Introduction: Many pastors do shy away from the topic of everlasting damnation. "It’s out of fear they’ll not appear relevant. It’s pressure from the culture to not speak anything negative. I believe we’ve begun to deny hell. There’s an assumption that everybody’s going to make it to heaven somehow." The soft sell on hell reflects an increasingly market-conscious approach.
"When you’re trying to market Jesus, sometimes there’s a tendency to mute traditional Christian symbols," he said. "Difficult doctrines are left by the wayside. Hell is a morally repugnant doctrine. People wonder why God would send people to eternal punishment."
Human ideas about hell were still in ferment as the Bible was being written.
The ancient Hebrews focused on the afterlife following their Babylonian captivity, when they experienced the torment of ungodly enemies who seemed to have an unjustifiably good life on Earth. During the Babylonian exile, Jews were exposed to Zoroastrianism, which asserts there is an eternal struggle between good and evil, with good triumphing in the end. From about 300 B.C. to 300 A.D., those influences combined with Hebrew speculation about an eventual comeuppance to the worldly wicked.
1. What is Hell?
The Hebrew concept of "Sheol" — the realm of the dead. Place to which people descend at death.
In translating the Bible from Hebrew to Greek, the Greeks used the terms Tartarus, Hades and Gehenna.
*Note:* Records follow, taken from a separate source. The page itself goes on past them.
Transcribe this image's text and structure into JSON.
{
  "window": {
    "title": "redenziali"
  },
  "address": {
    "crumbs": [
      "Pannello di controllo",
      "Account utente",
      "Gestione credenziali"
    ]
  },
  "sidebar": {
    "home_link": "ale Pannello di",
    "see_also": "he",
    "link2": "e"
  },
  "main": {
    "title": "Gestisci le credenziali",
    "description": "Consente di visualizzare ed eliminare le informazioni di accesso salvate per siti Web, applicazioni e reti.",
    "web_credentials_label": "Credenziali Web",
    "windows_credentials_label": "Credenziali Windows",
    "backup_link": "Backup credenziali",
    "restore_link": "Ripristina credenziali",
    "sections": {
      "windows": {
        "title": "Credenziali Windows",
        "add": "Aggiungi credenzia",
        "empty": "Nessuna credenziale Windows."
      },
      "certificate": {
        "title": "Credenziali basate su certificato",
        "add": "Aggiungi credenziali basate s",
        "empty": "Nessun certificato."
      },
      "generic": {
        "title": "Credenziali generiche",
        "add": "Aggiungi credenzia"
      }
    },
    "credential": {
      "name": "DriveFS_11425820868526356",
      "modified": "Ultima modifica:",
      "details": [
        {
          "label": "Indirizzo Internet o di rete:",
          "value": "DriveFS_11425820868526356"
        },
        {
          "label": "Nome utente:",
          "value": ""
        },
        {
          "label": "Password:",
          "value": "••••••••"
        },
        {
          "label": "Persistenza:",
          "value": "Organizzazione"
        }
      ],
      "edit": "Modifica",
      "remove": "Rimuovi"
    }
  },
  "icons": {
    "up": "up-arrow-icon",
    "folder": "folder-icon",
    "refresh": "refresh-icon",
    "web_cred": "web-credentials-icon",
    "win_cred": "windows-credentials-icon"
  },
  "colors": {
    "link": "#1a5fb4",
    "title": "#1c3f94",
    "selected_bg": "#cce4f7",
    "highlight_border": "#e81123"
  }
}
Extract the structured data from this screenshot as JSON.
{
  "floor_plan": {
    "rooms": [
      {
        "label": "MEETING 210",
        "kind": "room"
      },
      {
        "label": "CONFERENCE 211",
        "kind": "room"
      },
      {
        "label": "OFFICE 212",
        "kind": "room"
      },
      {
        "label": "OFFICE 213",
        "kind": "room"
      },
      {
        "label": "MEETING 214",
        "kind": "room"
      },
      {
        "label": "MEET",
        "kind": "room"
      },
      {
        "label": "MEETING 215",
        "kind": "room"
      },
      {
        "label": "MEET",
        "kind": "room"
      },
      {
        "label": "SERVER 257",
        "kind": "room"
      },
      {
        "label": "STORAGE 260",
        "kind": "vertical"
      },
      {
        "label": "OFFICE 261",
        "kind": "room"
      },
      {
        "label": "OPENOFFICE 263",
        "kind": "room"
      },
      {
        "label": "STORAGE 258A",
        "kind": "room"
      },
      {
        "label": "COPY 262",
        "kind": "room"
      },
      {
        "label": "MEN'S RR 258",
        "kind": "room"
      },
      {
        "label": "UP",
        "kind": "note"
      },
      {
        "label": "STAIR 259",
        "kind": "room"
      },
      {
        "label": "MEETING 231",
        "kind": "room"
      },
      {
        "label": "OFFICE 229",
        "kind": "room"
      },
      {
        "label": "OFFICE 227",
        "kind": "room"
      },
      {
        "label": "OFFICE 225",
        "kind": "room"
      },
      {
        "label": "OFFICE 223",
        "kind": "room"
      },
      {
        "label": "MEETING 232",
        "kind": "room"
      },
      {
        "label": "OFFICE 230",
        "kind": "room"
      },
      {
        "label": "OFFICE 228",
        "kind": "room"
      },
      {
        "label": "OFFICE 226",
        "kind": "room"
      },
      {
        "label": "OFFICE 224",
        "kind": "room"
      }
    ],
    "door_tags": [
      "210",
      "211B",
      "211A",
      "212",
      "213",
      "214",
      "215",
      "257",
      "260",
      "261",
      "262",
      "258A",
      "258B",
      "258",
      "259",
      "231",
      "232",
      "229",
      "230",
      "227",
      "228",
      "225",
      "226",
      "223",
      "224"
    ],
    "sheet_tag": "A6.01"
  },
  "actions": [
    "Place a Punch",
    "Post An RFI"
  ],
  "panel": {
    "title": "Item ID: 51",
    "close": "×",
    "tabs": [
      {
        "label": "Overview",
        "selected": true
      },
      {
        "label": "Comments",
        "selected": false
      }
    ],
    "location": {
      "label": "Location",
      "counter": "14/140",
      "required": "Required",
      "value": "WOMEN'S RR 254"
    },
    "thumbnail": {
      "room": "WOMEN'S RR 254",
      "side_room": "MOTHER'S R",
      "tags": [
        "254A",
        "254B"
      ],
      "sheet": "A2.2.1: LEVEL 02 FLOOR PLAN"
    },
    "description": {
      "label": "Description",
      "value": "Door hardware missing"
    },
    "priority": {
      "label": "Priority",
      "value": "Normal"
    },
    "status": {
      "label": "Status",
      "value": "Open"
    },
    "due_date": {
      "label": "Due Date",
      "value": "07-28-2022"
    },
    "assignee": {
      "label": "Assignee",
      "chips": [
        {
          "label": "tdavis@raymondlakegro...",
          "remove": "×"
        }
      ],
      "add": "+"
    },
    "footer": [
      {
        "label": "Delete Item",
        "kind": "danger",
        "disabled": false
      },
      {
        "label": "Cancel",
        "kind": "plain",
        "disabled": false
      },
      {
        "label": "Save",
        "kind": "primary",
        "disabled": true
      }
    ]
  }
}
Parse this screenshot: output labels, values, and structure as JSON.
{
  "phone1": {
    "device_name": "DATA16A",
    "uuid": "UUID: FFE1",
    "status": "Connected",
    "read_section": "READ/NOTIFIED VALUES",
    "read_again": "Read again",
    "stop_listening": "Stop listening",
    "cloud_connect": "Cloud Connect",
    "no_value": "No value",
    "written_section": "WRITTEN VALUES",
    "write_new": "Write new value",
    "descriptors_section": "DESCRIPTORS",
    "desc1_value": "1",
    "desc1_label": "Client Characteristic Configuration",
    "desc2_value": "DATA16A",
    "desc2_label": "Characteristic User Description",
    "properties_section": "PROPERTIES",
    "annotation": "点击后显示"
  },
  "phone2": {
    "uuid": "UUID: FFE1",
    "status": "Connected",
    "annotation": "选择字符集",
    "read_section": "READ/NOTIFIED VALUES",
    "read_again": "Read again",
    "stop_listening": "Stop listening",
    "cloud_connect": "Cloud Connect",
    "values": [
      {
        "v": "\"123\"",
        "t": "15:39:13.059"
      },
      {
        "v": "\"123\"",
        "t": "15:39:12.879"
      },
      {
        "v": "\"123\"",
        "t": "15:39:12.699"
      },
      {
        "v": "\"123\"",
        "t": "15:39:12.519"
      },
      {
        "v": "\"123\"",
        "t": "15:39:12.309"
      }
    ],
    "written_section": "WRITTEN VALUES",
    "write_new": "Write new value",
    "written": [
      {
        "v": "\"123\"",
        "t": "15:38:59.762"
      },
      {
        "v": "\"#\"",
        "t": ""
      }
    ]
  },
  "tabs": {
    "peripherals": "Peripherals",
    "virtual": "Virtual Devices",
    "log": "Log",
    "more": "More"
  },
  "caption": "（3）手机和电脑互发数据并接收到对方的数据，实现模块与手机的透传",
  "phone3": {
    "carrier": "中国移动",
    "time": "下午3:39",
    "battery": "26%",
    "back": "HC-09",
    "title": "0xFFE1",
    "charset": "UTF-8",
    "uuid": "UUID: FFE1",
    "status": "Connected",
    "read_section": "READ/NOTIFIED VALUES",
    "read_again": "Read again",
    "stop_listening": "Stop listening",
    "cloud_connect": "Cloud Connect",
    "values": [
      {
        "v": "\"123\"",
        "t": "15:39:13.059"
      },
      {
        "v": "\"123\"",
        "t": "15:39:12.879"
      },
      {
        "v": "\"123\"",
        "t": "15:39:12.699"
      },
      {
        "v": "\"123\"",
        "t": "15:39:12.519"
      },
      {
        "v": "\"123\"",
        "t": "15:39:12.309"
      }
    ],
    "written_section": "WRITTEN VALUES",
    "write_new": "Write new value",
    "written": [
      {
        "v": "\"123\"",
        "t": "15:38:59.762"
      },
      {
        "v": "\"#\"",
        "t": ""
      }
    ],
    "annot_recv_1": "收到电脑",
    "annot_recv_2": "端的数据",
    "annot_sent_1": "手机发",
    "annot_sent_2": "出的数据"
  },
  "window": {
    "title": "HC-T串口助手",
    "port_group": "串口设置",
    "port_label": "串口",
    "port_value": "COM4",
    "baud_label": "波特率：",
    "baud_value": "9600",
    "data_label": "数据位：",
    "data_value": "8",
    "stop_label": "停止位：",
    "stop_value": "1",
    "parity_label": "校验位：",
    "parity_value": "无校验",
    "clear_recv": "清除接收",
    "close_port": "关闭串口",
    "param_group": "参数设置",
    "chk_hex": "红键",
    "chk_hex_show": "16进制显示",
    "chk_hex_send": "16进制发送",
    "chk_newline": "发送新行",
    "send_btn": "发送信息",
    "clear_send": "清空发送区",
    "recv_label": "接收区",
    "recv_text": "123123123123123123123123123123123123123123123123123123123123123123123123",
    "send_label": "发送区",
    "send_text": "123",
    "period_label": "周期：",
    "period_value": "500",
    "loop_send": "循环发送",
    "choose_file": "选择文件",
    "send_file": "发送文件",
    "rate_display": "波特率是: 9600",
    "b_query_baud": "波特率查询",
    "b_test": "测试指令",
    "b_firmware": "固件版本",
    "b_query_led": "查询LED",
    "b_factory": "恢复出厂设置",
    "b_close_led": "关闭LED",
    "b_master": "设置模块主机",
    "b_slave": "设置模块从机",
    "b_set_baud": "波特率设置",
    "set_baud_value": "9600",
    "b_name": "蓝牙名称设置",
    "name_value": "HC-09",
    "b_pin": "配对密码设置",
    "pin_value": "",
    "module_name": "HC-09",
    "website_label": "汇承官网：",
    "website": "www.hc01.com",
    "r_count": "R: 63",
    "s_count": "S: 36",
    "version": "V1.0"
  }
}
In Greek thought, Hades is not a place of punishment; it’s where the dead are separated from the living.
The term Gehenna referred to a ravine outside Jerusalem that was used as a garbage dump. It had once been a place of child sacrifice and became a symbol of pain and suffering. As a garbage dump, it was probably often a place of fire as trash was burned, emphasizing the symbolism of the flames of eternal damnation, he said.
Hell is a place of suffering and punishment in the afterlife, often in the underworld.
Jesus never soft-pedaled the concept of hell. "It’s not metaphorical according to Jesus; it’s a real place," he said.
The Bible contains a litany of colorful images of hell as both fire and darkness, as in the Gospel of Matthew, which refers to "the eternal fire prepared for the devil and his angels" and "the outer darkness" where "men will weep and gnash their teeth."
Either way, pretending that hell doesn’t exist, or trying to preach around it, short-circuits the Bible. "This is a doctrine, a teaching, that’s being neglected in churches." "It needs to be preached. It’s part of the Gospel."
2. Where is Hell?
Numbers 16 (quickview) : 32 & 33 “and the earth opened its mouth and swallowed them up, with their households and all the men with Korah, with all their goods. So they and all those with them went down alive into the pit; the earth closed over them, and they perished from among the assembly.”
Isaiah 14 (quickview) : 9 “"Hell from beneath is excited about you, To meet you at your coming; It stirs up the dead for you, All the chief ones of the earth; It has raised up from their thrones All the kings of the nations.”